J'ai passé la semaine en compagnie de ma mère afin de l'aider dans plusieurs tâches. Elle casse bientôt maison et viendra habiter près de ses enfants. C'est une sage décision, elle le sait, mais combien déchirante.
On doit maintenant faire le tri de ce qu'elle conserve. Elle en a fait beaucoup depuis un an, s'est donné le temps de penser à la manière de changer le cours de sa vie. Ses enfants sont présents pour l'accompagner dans cette transition importante.
L'atelier de mon père à la cave était dans un semi-fouillis. Bien que la grosse machinerie ait déjà été donnée à un neveu – banc de scie, scie à ruban –, maman ayant vendu aussi ici et là des outils, l'établi était resté quasiment dans l'état où papa l'avait laissé. Quelques antiquités encore présentes iront à un beau-frère : une enclume et un étau datant d'avant papa.
Cet endroit, bien qu'exigu, avait été plus ordonné. Habile de ses mains, papa a toujours bâti, peinturé, rafistolé. Avant de monter jusqu'à devenir directeur de trois usines, il avait été ouvrier du meuble. Encore tout jeune, je l'accompagnais au sous-sol de notre maison de Victoriaville. Il y a fabriquait des meubles ou des cadres avec des motifs en bois. Je lui aurais dit, un jour, que tous ses outils seraient à moi quand il serait mort. Il m'aurait répondu: "Laisse-moi vivre, mais je te les donne, certain". Papa n'a pas cessé de me rappeler cet épisode tout au long de sa vie.

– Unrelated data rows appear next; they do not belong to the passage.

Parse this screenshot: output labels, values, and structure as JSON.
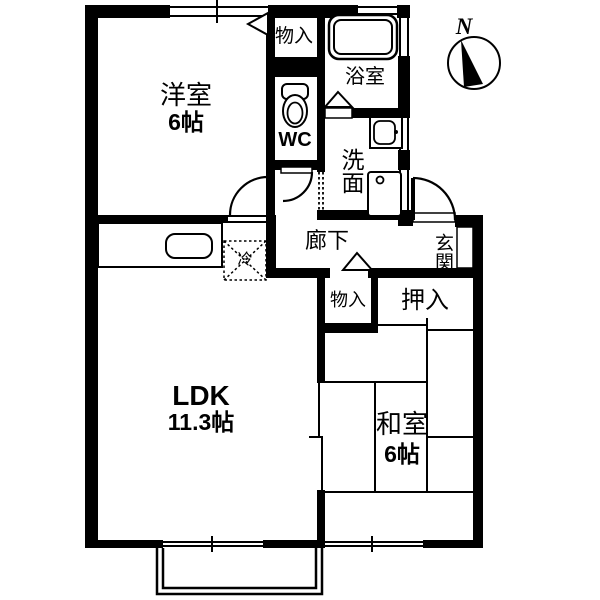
{
  "floorplan": {
    "background_color": "#ffffff",
    "line_color": "#000000",
    "compass": {
      "label": "N"
    },
    "rooms": {
      "western_room": {
        "name": "洋室",
        "size": "6帖"
      },
      "storage_top": {
        "name": "物入"
      },
      "bathroom": {
        "name": "浴室"
      },
      "toilet": {
        "name": "WC"
      },
      "washroom": {
        "name": "洗面"
      },
      "hallway": {
        "name": "廊下"
      },
      "entrance": {
        "name": "玄関"
      },
      "storage_lower": {
        "name": "物入"
      },
      "closet": {
        "name": "押入"
      },
      "refrigerator": {
        "name": "冷"
      },
      "ldk": {
        "name": "LDK",
        "size": "11.3帖"
      },
      "japanese_room": {
        "name": "和室",
        "size": "6帖"
      }
    }
  }
}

J'ai moi-même remodelé mon appartement acheté il y a quinze ans. J'avais alors acheté ce dont il me fallait. Je n'ai donc pas eu besoin de ses outils qu'il utilisait encore de toute façon.
J'ai donc jeté beaucoup de ferrailles dans l'atelier, me demandant ce qu'il fallait faire de tout ce qui y était rangé et qui pouvait encore servir. Tous ces tournevis (mon Dieu, pourquoi en avoir autant?), toutes ces égoïnes (dont deux datant de mon enfance), ces serre-joints, ces nombreux marteaux et des vis pour en regarnir une quincaillerie, et des bouts de papier à sabler qui auraient dû finir depuis longtemps à la poubelle!

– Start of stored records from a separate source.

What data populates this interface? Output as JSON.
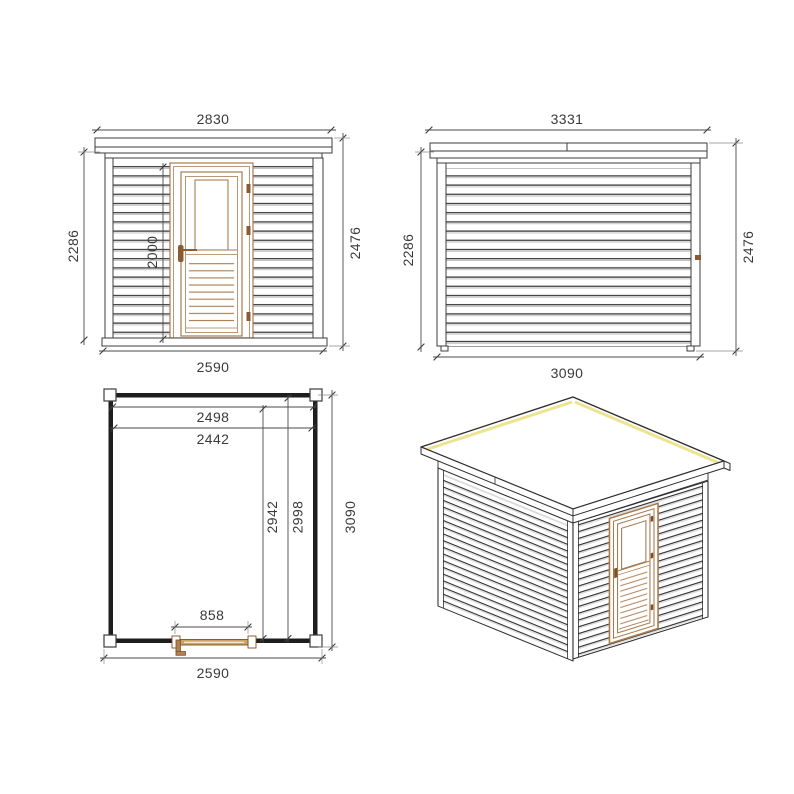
{
  "drawing": {
    "front_elevation": {
      "roof_width": "2830",
      "wall_height": "2286",
      "door_height": "2000",
      "total_height": "2476",
      "base_width": "2590"
    },
    "side_elevation": {
      "roof_width": "3331",
      "wall_height": "2286",
      "total_height": "2476",
      "base_width": "3090"
    },
    "floor_plan": {
      "inner_width_a": "2498",
      "inner_width_b": "2442",
      "inner_depth_a": "2942",
      "inner_depth_b": "2998",
      "outer_depth": "3090",
      "door_width": "858",
      "outer_width": "2590"
    },
    "colors": {
      "line": "#3d3d3d",
      "slat_shadow": "#b8b8b8",
      "wood_frame": "#a97c50",
      "wood_dark": "#7d4f22",
      "wood_fill": "#c9a469",
      "roof_highlight": "#ece48f"
    }
  }
}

Maman laissera vraisemblablement beaucoup de choses pour l'usage du prochain propriétaire de la maison. Bien que je fusse tenté de récupérer la vieille égoïne que j'utilisais durant mon enfance, je me suis dit que j'en avais déjà une. Évidemment, celle suspendue dans l'atelier est celle que mon père a utilisée toute sa vie. Elle semble encore bonne, à moins que je me fasse des idées. Déjà qu'une autre scie trône à ses côtés, quasi identique et peut-être plus vieille.
Sinon, que ferais-je de ce vieux coffre, pas du tout pratique, mais dont l'usure possède sa beauté, presque sa fierté? Et ce joli seau arborant délicatement sa bordure dentelée, ça date de quand?
En faisant ainsi le ménage, en rassemblant les pots de peinture que je savais, sans même les ouvrir, trop vieux pour qu'on puisse en faire quelque chose, je me suis silencieusement rappelé les mains de mon père posées sur tous ces objets.
Quand on casse maison, on ne brise pas pour autant ses souvenirs. Ceux-ci sont trop souples, se plient en même temps que l'on avance en âge. Le deuil est fait de multiples adieux murmurés au fur et à mesure que l'on gravit l'échelle des heures.
Lorsque viendra le jour du déménagement, je subtiliserai sans doute quelques objets de cet atelier. Ils ne serviront à rien, mais ils seront près de moi, tout comme l'est l'héritage de ce bel homme que fut mon père.